Ecommerce majors including Flipkart, Reliance Retail as well as Amazon are in talks to join the country’s ambitious Open Network for Digital Commerce (ONDC), multiple people in the know said, even as the network’s pilot programme to on-board kiranas and small as well as medium businesses gets underway in Bengaluru and four other cities.
Flipkart’s logistics arm Ekart and Reliance Retail-backed Dunzo have already integrated with ONDC for logistics services while PhonePe, which is also owned by Flipkart and Walmart, is joining the network and is in advanced stages of integration, these people said.
Paytm is already a part of the network, they added. “The bigger ecommerce players have indicated to ONDC that they will support it. Besides tapping into new users, this will also enable platforms with sizable business-to-business verticals to tap into the seller side of ONDC network to supply goods,” one of the people cited above said.
Platforms like Paytm, PhonePe are likely to offer real estate to ONDC on their platforms through which users can log into the network, the sources added.
ONDC, which still is at a nascent stage, is being pitched as a solution to break the dominance of large ecommerce firms like Walmart-owned Flipkart, Amazon and others in India. Hence, any move by these platforms to join and integrate with the open network assumes huge significance.
“The existing platforms (large etailers) work with a captive set of users. With an open network, ONDC will enable all the buyers in the network to be discoverable to all the sellers. Therefore, existing platforms (too) will have an incentive to be part of ONDC,” Thampy Koshy, chief executive officer (CEO) of ONDC said.
He declined to comment on specific names of large ecommerce and logistics firms joining the network.

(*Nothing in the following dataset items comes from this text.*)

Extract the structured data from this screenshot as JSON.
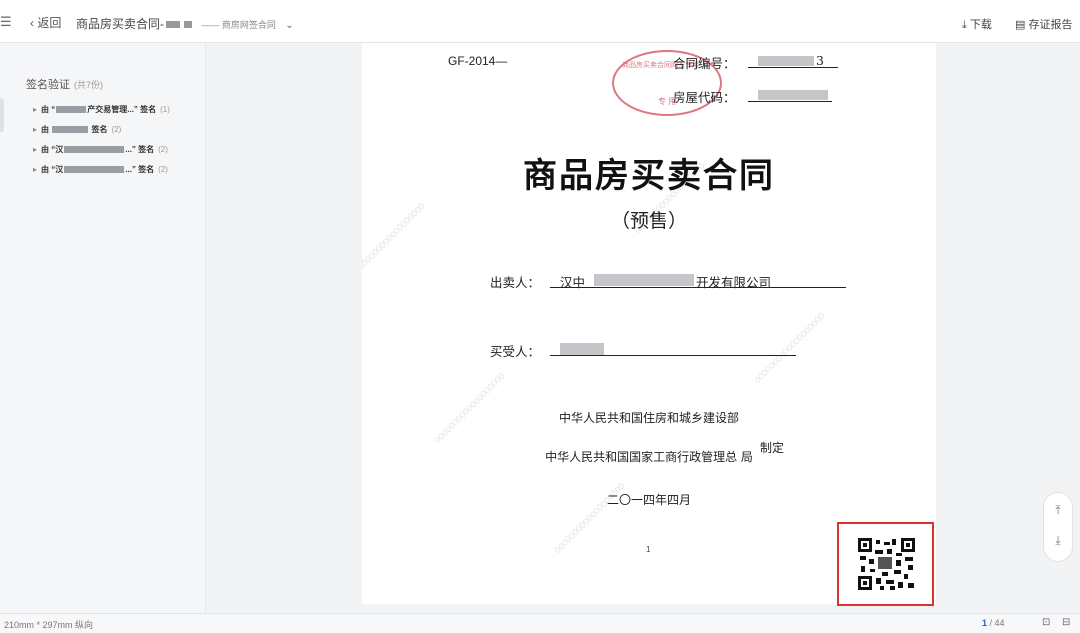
{
  "toolbar": {
    "menu_icon": "menu-icon",
    "back_label": "返回",
    "title": "商品房买卖合同-",
    "subtitle": "—— 商房网签合同",
    "download_label": "下载",
    "report_label": "存证报告"
  },
  "sidebar": {
    "title": "签名验证",
    "count": "(共7份)",
    "items": [
      {
        "prefix": "由",
        "text": "“",
        "suffix": "产交易管理...” 签名",
        "count": "(1)"
      },
      {
        "prefix": "由",
        "text": "",
        "suffix": "签名",
        "count": "(2)"
      },
      {
        "prefix": "由",
        "text": "“汉",
        "suffix": "...” 签名",
        "count": "(2)"
      },
      {
        "prefix": "由",
        "text": "“汉",
        "suffix": "...” 签名",
        "count": "(2)"
      }
    ]
  },
  "document": {
    "code": "GF-2014—",
    "contract_no_label": "合同编号：",
    "contract_no_tail": "3",
    "house_code_label": "房屋代码：",
    "seal_text_1": "商品房买卖合同网签专用",
    "seal_text_2": "专 用",
    "title": "商品房买卖合同",
    "subtitle": "（预售）",
    "seller_label": "出卖人：",
    "seller_value_head": "汉中",
    "seller_value_tail": "开发有限公司",
    "buyer_label": "买受人：",
    "issuer_1": "中华人民共和国住房和城乡建设部",
    "issuer_2": "中华人民共和国国家工商行政管理总  局",
    "issuer_suffix": "制定",
    "date": "二〇一四年四月",
    "page_number": "1"
  },
  "right_tools": {
    "up_icon": "scroll-top-icon",
    "down_icon": "scroll-bottom-icon"
  },
  "footer": {
    "paper_size": "210mm * 297mm 纵向",
    "current_page": "1",
    "total_pages": "/ 44"
  },
  "colors": {
    "accent": "#2a5bd7",
    "qr_frame": "#e03131",
    "seal": "#d54a5a"
  }
}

A PhonePe spokesperson confirmed that the company will join the ONDC network on buyer and seller sides. “Just like UPI, we want to build on an open ecosystem like ONDC while leveraging our payment relationship with merchants as well as consumers. This will help our merchant partners grow their business. In terms of timelines, we are actively working with ONDC to launch as soon as possible,” PhonePe said in a statement.
“We are closely engaging with the ONDC team to better understand the proposed model and evaluate the role Amazon can play to better serve Indian customers and sellers,” an Amazon India spokesperson said.

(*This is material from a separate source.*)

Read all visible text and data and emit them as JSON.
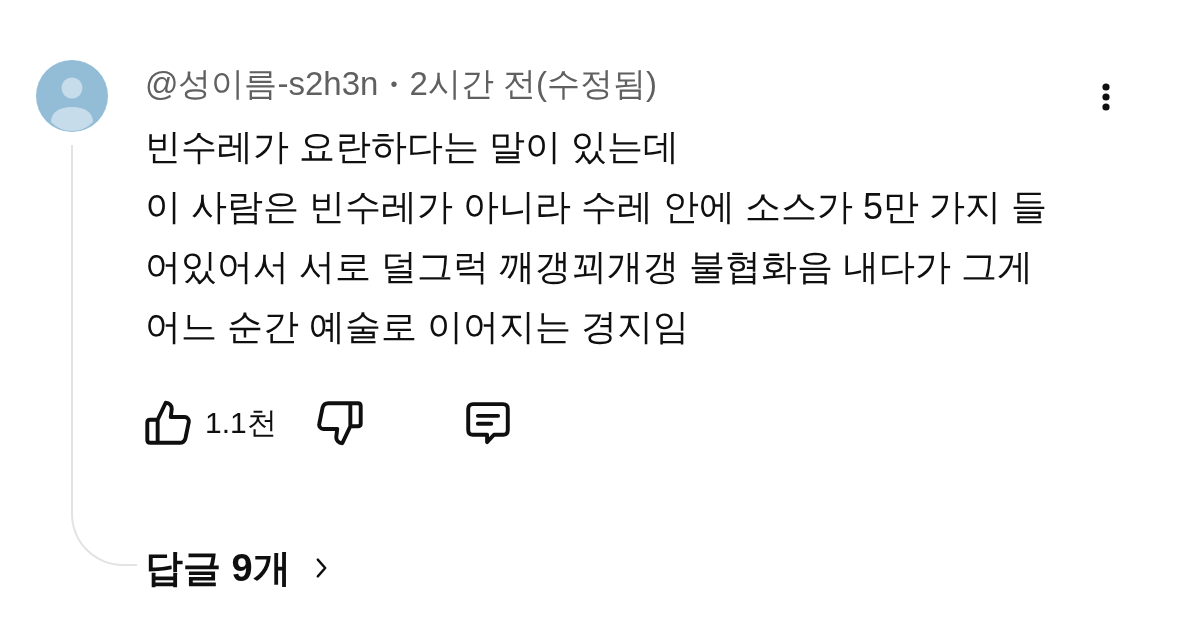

Emails sent to other companies mentioned above did not elicit a response till press time Wednesday.
“Key logistics (providers) are already there. Now, they are waiting for orders and want to see how it is executed,” another person aware of the integrations said.
Koshy said the network aims to scale its presence in about 100 cities by August and it will also be opened to the wider public in five cities — Bengaluru, New Delhi, Coimbatore, Bhopal and Shillong — where the pilot is underway. The network is currently in the “beta testing” phase with just five sellers onboard and a limited set of buyers from five cities.

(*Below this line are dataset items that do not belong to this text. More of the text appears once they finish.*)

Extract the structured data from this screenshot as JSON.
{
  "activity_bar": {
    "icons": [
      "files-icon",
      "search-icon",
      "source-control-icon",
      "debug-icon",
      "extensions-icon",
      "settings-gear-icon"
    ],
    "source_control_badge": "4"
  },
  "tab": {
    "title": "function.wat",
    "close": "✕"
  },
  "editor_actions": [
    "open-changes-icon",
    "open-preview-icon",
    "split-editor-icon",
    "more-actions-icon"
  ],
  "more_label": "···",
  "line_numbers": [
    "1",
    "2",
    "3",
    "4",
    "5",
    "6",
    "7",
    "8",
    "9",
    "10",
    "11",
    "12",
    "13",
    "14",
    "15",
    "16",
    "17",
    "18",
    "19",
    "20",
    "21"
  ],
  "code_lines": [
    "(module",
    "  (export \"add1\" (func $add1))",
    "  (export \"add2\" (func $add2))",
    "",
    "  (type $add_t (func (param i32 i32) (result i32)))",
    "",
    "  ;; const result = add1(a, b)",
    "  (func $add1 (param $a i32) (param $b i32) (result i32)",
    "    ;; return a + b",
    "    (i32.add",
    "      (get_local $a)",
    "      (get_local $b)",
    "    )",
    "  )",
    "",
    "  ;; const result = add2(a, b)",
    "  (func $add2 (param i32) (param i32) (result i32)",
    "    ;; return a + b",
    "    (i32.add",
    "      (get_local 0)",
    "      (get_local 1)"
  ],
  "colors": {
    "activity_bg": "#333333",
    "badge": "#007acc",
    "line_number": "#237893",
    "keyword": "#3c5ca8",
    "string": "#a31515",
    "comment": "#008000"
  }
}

“By the first week of June, we want to make it available to the broader public in these five cities. By August, we want to be there in 75-100 cities and by the end of the year we should be there across the country,” he said, explaining the roadmap for the network.
ONDC CEO was in Bengaluru earlier this week to talk to various stakeholders at an event organised by Synergia Foundation.
The network aims to on-board small sellers and some expect it to have the impact on ecommerce similar to what the Unified Payments Interface (UPI) had on digital payments. It is a “decentralised” platform without the need for customers and sellers to be on one platform.
“The open protocol enables discovery, ordering, execution, fulfilment, and post-fulfilment without mandating the provider and consumer to come to the same platform,” says a strategy paper issued by ONDC, which has been reviewed.
ONDC is also educating key stakeholders, including online merchants, that visibility on the network won’t be influenced by certain algorithms by ecommerce platforms — a growing concern among online sellers. Ecommerce firms maintain their algorithms do not treat sellers in a discriminatory manner while favouring others.